Europarecht

Keine Überraschungsentscheidung bei Folgen der Begründungserwägungen des angefochtenen Bescheides

Aktenzeichen  20 ZB 17.30633

Datum:
20.9.2017
Rechtsgebiet:
Fundstelle:
BeckRS – 2017, 128932
Gerichtsart:
VGH
Gerichtsort:
München
Rechtsweg:
Verwaltungsgerichtsbarkeit
Normen:
AsylG § 29 Abs. 1 Nr. 2, § 78 Abs. 3 Nr. 1, Nr. 3, Abs. 4 S. 4
VwGO § 138

 

Leitsatz

1 Hat die Ausländerbehörde das an die ausländische Behörden gerichtete Übernahmeersuchen aufgrund der dortigen Anerkennung subsidiären Schutzes zurückgezogen, ist damit das Verfahren der Zuständigkeitsbestimmung nach der Dublin III-VO beendet. (Rn. 2) (redaktioneller Leitsatz)
2 Ist das Gericht im Wesentlichen den Begründungserwägungen des angefochtenen Bescheides gefolgt, liegt ein Verstoß gegen den Grundsatz des rechtlichen Gehörs unter dem Aspekt der Überraschungsentscheidung nicht vor. (Rn. 3) (redaktioneller Leitsatz)

Verfahrensgang

B 3 K 16.31571 2017-04-05 Urt VGBAYREUTH VG Bayreuth

Tenor

I. Der Antrag auf Zulassung der Berufung wird abgelehnt.
II. Die Klägerin hat die Kosten des Antragsverfahrens zu tragen.

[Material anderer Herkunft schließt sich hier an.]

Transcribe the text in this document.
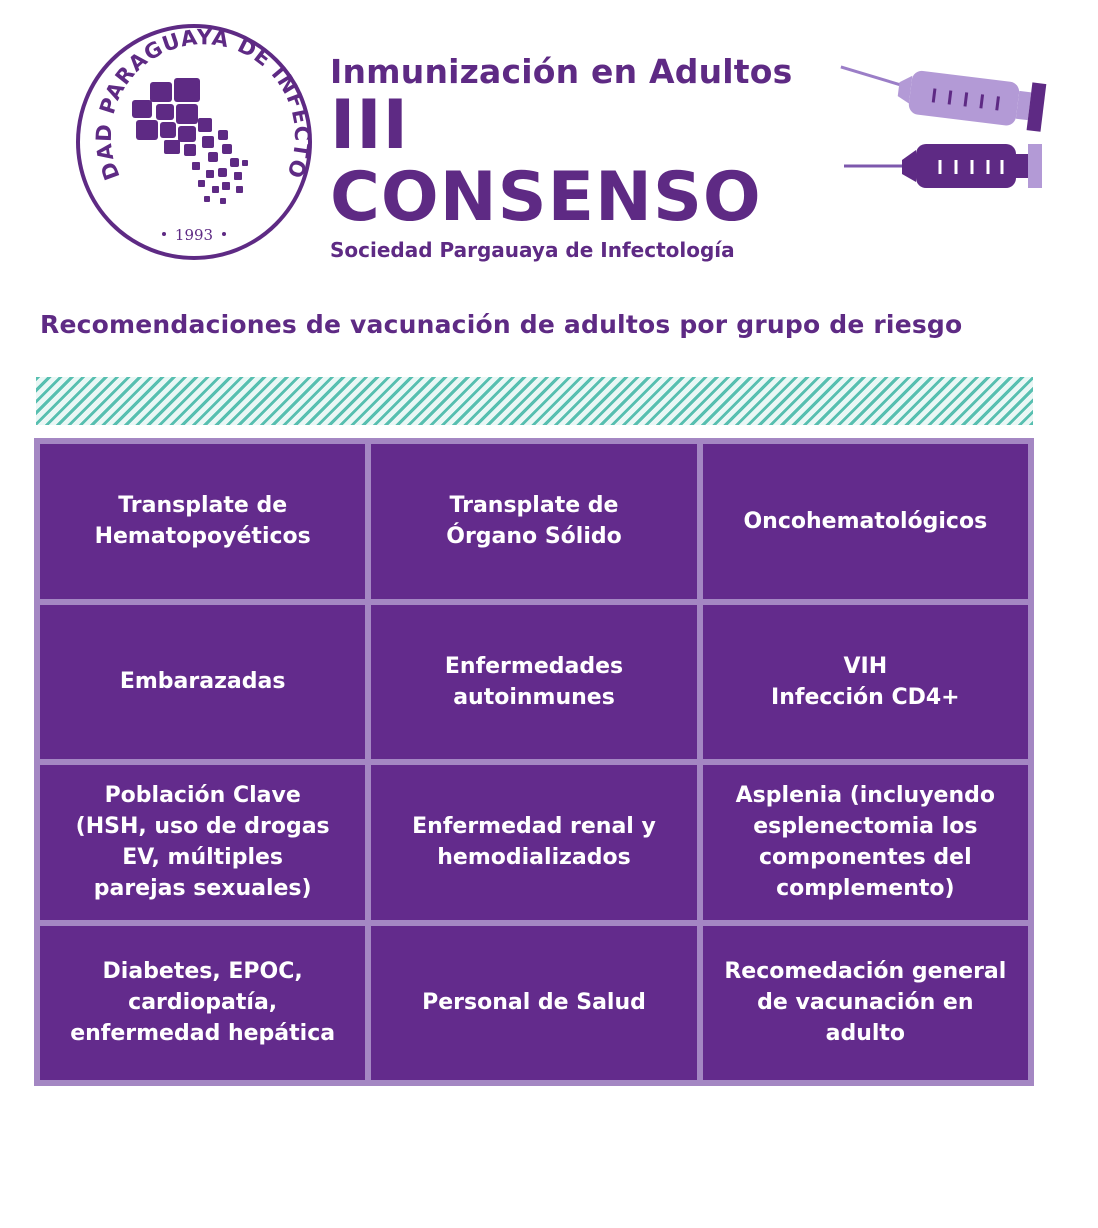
DAD PARAGUAYA DE INFECTO
1993
Inmunización en Adultos
III CONSENSO
Sociedad Pargauaya de Infectología
Recomendaciones de vacunación de adultos por grupo de riesgo
Transplate de
Hematopoyéticos
Transplate de
Órgano Sólido
Oncohematológicos
Embarazadas
Enfermedades
autoinmunes
VIH
Infección CD4+
Población Clave
(HSH, uso de drogas
EV, múltiples
parejas sexuales)
Enfermedad renal y
hemodializados
Asplenia (incluyendo
esplenectomia los
componentes del
complemento)
Diabetes, EPOC,
cardiopatía,
enfermedad hepática
Personal de Salud
Recomedación general
de vacunación en
adulto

Gerichtskosten werden nicht erhoben.

Gründe

Der Antrag der Klägerin auf Zulassung der Berufung gegen das Urteil des Verwaltungsgerichts Bayreuth vom 5. April 2017, Az. B 3 K 16.31571 bleibt ohne Erfolg, weil ein Zulassungsgrund nicht in der nach § 78 Abs. 4 Satz 4 AsylG gebotenen Weise dargelegt wurde bzw. nicht vorliegt.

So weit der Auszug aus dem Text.